Résister, c’est là le secret, plus encore la nécessaire tension pour sur-vivre, vivre au-dessus du corps abîmé devenu spectre de pensée obsédante, mue diaphane, décollée, desquamée. Tout s’est inversé, c’est comme si Orphée incarnait la mort qui se tourne vers la vie, ne résistant pas à la jouissance paradoxale de se sentir maître du temps tout en sachant que ce geste l’abolira. Que faire devant cette perversion quasi orgasmique de se sentir invulnérable ? Résister et s’en rapporter aux figures inébranlables de notre mythologie d’enfance. Virginie Lalucq a choisi, c’est Brindacier qu’elle convoque, un double d’écriture qui donne du courage pour conjurer le mauvais sort, supersœur du poème, pour réviser [ses] Atrides et laisser tomber le masque de Beata Beatrix.

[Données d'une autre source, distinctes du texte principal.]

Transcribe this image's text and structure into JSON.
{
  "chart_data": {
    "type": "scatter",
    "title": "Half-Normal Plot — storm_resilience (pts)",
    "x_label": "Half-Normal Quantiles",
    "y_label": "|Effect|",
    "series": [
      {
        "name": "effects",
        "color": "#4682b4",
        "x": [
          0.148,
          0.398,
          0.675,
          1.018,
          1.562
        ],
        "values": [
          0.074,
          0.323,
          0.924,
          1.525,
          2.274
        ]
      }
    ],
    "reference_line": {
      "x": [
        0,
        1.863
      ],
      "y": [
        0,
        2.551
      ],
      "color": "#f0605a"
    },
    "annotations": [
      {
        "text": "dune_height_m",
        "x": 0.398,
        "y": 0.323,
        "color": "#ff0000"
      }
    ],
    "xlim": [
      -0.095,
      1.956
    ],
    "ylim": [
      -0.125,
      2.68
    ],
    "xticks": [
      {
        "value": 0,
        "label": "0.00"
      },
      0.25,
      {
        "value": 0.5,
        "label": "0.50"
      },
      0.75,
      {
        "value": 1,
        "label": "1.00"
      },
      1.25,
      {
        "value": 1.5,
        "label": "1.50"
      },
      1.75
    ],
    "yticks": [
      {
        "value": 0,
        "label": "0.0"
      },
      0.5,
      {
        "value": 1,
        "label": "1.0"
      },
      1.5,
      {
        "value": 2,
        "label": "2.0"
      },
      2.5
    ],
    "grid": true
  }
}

Sa course vers la lumière la conduira aux limites de l’hallucination, d’une acceptation généralisée, il n’y a plus grand-chose à faire, confesse-t-elle, le verbe vient à manquer, la ponctuation s’absente : la tête te
La main à la grammaire très simple […] n’était déjà plus là. Reste alors le pouvoir de la fable, de ses figures emblématiques de nos comportements, ici l’agneau et le loup, mais inversées dans leur pouvoir, fidèles en cela au principe de renversement des valeurs et des affects qui président à l’écriture de ce livre testament. L’agnus dei, c’est fini, mon petit. / Voilà ce que dit l’agneau droit dans les yeux du loup dont il arrache la langue.
Le livre s’ouvre sur la reproduction d’un tableau de Caravage dont il peignit une seconde version, épurée de toute humanité jugée alors vulgaire et libérant l’Ange de toute sensualité. Il convient de revenir sur le tableau originel pour éclairer ce qui put paraître incongru dans le parallèle entre la photographie de Fortino Sàmano et cette figuration de Matthieu. Le lien entre ces deux images se tisse dans le regard de Virginie Lalucq qui affronte ce double défi lancé à la mort, celui qui résonne dans l’ultime pensée du condamné défiant le peloton d’exécution et celui du Saint sous la crispation étonnante de la main droite de l’Ange posée sur la sienne tenant la plume d’inspiration divine. Dans une pose triviale, bras nus, jambes croisées, Matthieu semble lui aussi résister, résister à la candeur feinte de l’Ange dont l’autre main, la gauche, s’est glissé sous sa gorge comme pour en interdire toute parole d’étonnement, voire de refus. L’évangéliste est cadré par l’Ange au regard ambigu, hautain, l’assignant implicitement à sa fonction ancilaire, celle de copiste de l’Esprit Saint, lui l’humain aux pieds sales, au front dégarni et à la barbe sauvage, assis sur le curule, ce siège réservé aux magistrats possédant l’imperium, le pouvoir de punir et celui de s’effacer de la contrainte du maître. Matthieu n’est pas à sa place. Il anticipe et annonce en creux pour qui veut le voir, décillé de tout respect religieux, le parcours auquel le livre de Virginie Lalucq nous invite, ne nous laissant pas le choix d’accueillir son écriture sans nous associer à la souffrance dont elle témoigne en se soumettant elle aussi au double de soi que certains appellent « ange gardien ». Gardien des limites, censeur de la vérité du mal, de ce qui forge notre humanité, notre vulnérabilité fondatrice ? Dans sa traversée de la souffrance rédimée par un humour féroce, Virginie Lalucq répond à la question en creusant dans sa chair même, dans sa volonté par l’écriture de combattre la dissipation du temps, des organes blessés, d’une parole au seuil du mutisme. C’est dans ce mouvement que la convocation des souvenirs heureux d’instants partagés s’avère être la voie d’une guérison à la fois de l’être et de l’écriture. Liste des pages en est le récit et le pharmakon.